Each Galaxy Nebula object in a Galaxy represents a collection of stars, gas, and dust, orbiting through the galaxy together. In a real galaxy, stars form from clouds of gas, and then each star evolves with time. In Universe Sandbox, the stars represented by a Galaxy Nebula are not simulated using the Stellar Evolution model for individual Star objects. Instead, the appearance of the nebula reflects the amount of stars, gas, and dust within the nebula, as well as the temperature of the stars, and these properties are automatically set by Universe Sandbox to represent different galaxy types.
Related Properties & Settings
- Galaxy nebula evolution can be toggled on and off using an individual Galaxy Nebula's Enable Nebula Evolution property in the Nebula tab of the properties panel. Galaxy nebula evolution can also be toggled on and off for all of the nebulae at once in the Galaxy's Evolve Nebula Evolution property in the Galaxy tab.
- The number of stars represented by a single Galaxy Nebula is represented by the nebula's Star Count property. The total number of stars in the Galaxy is given by the galaxy's Star Count property.
- The relative amounts of gas, stars, and dust in the nebula are represented by the Gas Fraction, Star Fraction, and Dust Fraction properties. All three of these locked properties are percentages, which always add up to 100%.
- The Average Star Temperature property of a nebula controls the color of the nebula.
- The Density of a nebula affects its brightness: denser nebulae, which represent more stars and gas within the same volume, will appear brighter.
The properties of a Galaxy Nebula object listed above affect the nebula's appearance.
Stars, Gas, and Dust
Stars in a Galaxy Nebula object are represented by small points of colored light. Gas and dust are more diffuse, or spread out, in a nebula. The gas content in a Galaxy Nebula represents the interstellar gas that forms stars, while the dust content represents the interstellar dust. The simulated gas emits light while the simulated dust blocks light.
The color of a Galaxy Nebula is based on the Average Star Temperature property, just as the color of Star objects is based on their Effective Temperature. Higher Average Star Temperatures indicate younger, hotter, more massive stars, and make the nebula more blue. Lower Average Star Temperatures indicate older, cooler, less massive stars, and make the nebula more red or yellow.
The Average Star Temperature of a Galaxy Nebula in an irregular galaxy is randomly chosen from the range of 3500-36500 K. Nebulae in irregular galaxies are given a Dust Fraction of 0%, a Gas Fraction of 60%, and a Star Fraction of 40%.
The Average Star Temperature of a Galaxy Nebula in an elliptical galaxy is set to 3500 K. Nebulae in elliptical galaxies are given a Dust Fraction of 0%. The Gas Fraction of a nebula depends on its distance from the black hole at the center of the galaxy, and will change as the nebula orbits closer to and farther from the center.

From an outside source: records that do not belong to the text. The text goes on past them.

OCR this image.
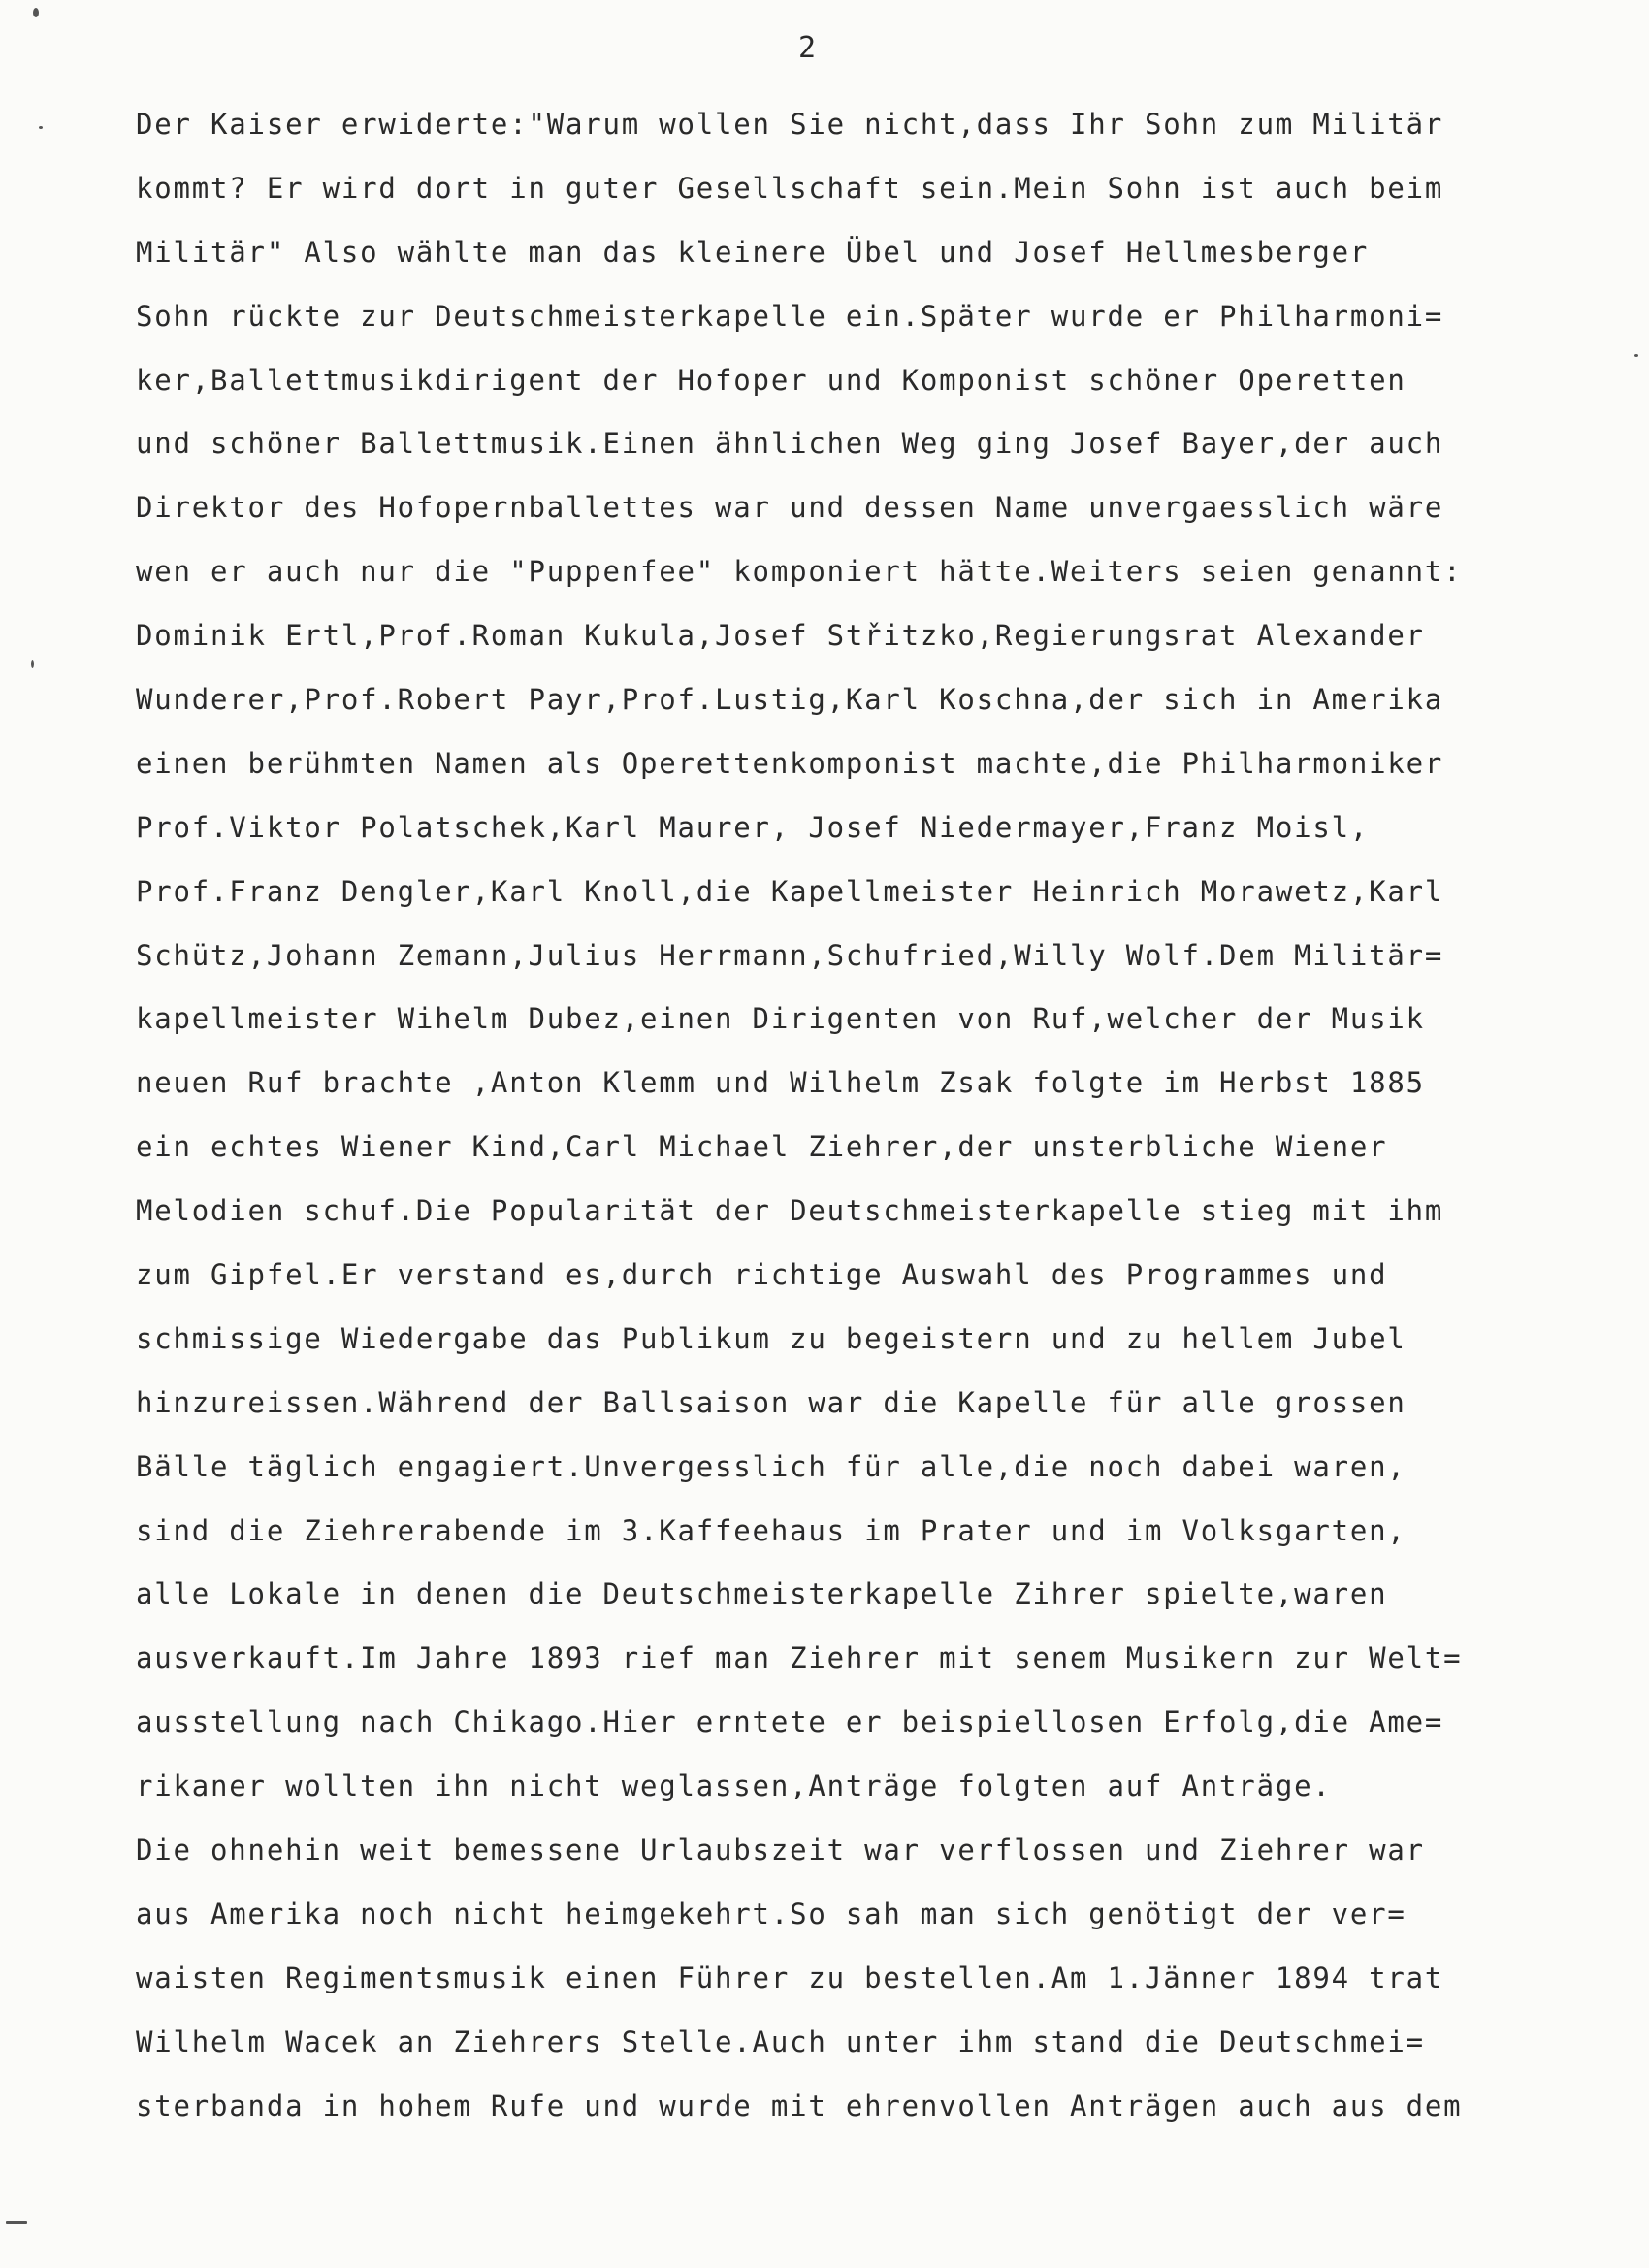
2
Der Kaiser erwiderte:"Warum wollen Sie nicht,dass Ihr Sohn zum Militär
kommt? Er wird dort in guter Gesellschaft sein.Mein Sohn ist auch beim
Militär" Also wählte man das kleinere Übel und Josef Hellmesberger
Sohn rückte zur Deutschmeisterkapelle ein.Später wurde er Philharmoni=
ker,Ballettmusikdirigent der Hofoper und Komponist schöner Operetten
und schöner Ballettmusik.Einen ähnlichen Weg ging Josef Bayer,der auch
Direktor des Hofopernballettes war und dessen Name unvergaesslich wäre
wen er auch nur die "Puppenfee" komponiert hätte.Weiters seien genannt:
Dominik Ertl,Prof.Roman Kukula,Josef Střitzko,Regierungsrat Alexander
Wunderer,Prof.Robert Payr,Prof.Lustig,Karl Koschna,der sich in Amerika
einen berühmten Namen als Operettenkomponist machte,die Philharmoniker
Prof.Viktor Polatschek,Karl Maurer, Josef Niedermayer,Franz Moisl,
Prof.Franz Dengler,Karl Knoll,die Kapellmeister Heinrich Morawetz,Karl
Schütz,Johann Zemann,Julius Herrmann,Schufried,Willy Wolf.Dem Militär=
kapellmeister Wihelm Dubez,einen Dirigenten von Ruf,welcher der Musik
neuen Ruf brachte ,Anton Klemm und Wilhelm Zsak folgte im Herbst 1885
ein echtes Wiener Kind,Carl Michael Ziehrer,der unsterbliche Wiener
Melodien schuf.Die Popularität der Deutschmeisterkapelle stieg mit ihm
zum Gipfel.Er verstand es,durch richtige Auswahl des Programmes und
schmissige Wiedergabe das Publikum zu begeistern und zu hellem Jubel
hinzureissen.Während der Ballsaison war die Kapelle für alle grossen
Bälle täglich engagiert.Unvergesslich für alle,die noch dabei waren,
sind die Ziehrerabende im 3.Kaffeehaus im Prater und im Volksgarten,
alle Lokale in denen die Deutschmeisterkapelle Zihrer spielte,waren
ausverkauft.Im Jahre 1893 rief man Ziehrer mit senem Musikern zur Welt=
ausstellung nach Chikago.Hier erntete er beispiellosen Erfolg,die Ame=
rikaner wollten ihn nicht weglassen,Anträge folgten auf Anträge.
Die ohnehin weit bemessene Urlaubszeit war verflossen und Ziehrer war
aus Amerika noch nicht heimgekehrt.So sah man sich genötigt der ver=
waisten Regimentsmusik einen Führer zu bestellen.Am 1.Jänner 1894 trat
Wilhelm Wacek an Ziehrers Stelle.Auch unter ihm stand die Deutschmei=
sterbanda in hohem Rufe und wurde mit ehrenvollen Anträgen auch aus dem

Nebulae closer to the center will have higher Gas Fractions than nebulae at the outer edges of the galaxy. The Star Fraction will represent the remaining mass in the nebulae that is not in the gas, i.e., the Star Fraction is 100% minus the Gas Fraction.
The Average Star Temperature of a Galaxy Nebula in a spiral galaxy depends on the nebula's distance from the black hole at the center of the galaxy and will change as the nebula orbits closer to and farther from the center. Nebulae closer to the center will have a lower Average Star Temperature compared with nebulae at the outer edges of the galaxy.

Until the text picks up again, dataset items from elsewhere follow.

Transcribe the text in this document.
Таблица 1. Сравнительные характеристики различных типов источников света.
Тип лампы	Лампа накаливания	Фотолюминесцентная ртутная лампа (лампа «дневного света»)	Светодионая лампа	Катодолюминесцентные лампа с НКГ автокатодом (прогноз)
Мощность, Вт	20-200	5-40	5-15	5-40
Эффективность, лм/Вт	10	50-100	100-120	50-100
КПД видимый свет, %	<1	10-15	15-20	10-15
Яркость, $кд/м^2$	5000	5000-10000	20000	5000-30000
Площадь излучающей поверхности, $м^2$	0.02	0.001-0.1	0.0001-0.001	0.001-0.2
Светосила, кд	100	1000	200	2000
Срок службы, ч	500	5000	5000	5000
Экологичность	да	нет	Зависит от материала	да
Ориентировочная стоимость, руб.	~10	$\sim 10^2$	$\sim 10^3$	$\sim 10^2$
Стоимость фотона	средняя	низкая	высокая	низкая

In the bulge of the galaxy, the Gas Fraction of the nebulae also depends on the distance of the nebulae from the center, with nebulae closer to the center having larger Gas Fractions. The nebulae in the bulge are given Dust Fractions equal to 0%, and Star Fractions such that the sum of the Gas Fraction and the Star Fraction is 100%.

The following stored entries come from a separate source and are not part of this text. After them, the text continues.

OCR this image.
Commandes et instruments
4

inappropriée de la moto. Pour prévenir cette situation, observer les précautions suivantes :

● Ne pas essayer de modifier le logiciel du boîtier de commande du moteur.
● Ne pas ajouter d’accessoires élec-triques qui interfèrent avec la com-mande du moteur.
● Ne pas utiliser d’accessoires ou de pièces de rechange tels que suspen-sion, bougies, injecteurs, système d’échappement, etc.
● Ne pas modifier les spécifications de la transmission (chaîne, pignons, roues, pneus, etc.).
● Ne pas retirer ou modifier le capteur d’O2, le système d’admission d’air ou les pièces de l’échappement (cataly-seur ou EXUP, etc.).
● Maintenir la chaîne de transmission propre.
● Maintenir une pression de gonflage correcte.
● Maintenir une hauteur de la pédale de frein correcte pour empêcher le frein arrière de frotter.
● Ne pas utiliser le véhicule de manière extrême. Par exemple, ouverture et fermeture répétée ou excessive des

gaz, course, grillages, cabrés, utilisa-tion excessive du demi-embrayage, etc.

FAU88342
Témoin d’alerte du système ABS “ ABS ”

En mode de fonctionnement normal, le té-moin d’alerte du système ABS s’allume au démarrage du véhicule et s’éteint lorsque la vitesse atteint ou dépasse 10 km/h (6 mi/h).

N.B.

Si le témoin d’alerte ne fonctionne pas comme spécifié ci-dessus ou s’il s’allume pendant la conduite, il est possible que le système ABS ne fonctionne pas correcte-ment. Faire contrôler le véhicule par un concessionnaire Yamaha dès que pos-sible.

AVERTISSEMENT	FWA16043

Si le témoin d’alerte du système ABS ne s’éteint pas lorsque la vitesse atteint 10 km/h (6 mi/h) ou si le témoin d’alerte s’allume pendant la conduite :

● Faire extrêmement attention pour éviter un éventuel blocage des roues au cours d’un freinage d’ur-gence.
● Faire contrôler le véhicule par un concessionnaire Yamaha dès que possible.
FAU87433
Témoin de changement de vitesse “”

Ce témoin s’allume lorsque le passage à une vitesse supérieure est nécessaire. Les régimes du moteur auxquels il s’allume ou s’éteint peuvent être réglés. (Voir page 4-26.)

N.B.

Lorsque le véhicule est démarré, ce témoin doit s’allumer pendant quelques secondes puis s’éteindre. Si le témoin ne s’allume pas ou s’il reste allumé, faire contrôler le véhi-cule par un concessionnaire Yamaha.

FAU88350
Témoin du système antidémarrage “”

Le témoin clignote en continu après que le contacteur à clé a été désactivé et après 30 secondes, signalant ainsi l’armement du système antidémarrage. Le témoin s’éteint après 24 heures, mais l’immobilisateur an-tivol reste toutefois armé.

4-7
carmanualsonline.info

In the disk of the galaxy, the relative star, gas, and dust content is based on the nebula's True Anomaly. This allows Universe Sandbox to simulate real effects seen in spiral galaxies, like bright spiral arms and dark dust lanes, that are created by physical processes that are not currently simulated by Universe Sandbox, like shock waves and star formation. When the nebula is in a spiral arm, as measured by its True Anomaly, the nebula's Dust Fraction is 0%, its Gas Fraction is 60%, and its Star Fraction is 40%. When the nebula is between spiral arms, its Gas Fraction is set to 0%, its Dust Fraction is calculated based on how close the nebula is to the next spiral arm, and its Star Fraction is set such that the sum of the Dust Fraction and the Star Fraction is 100%.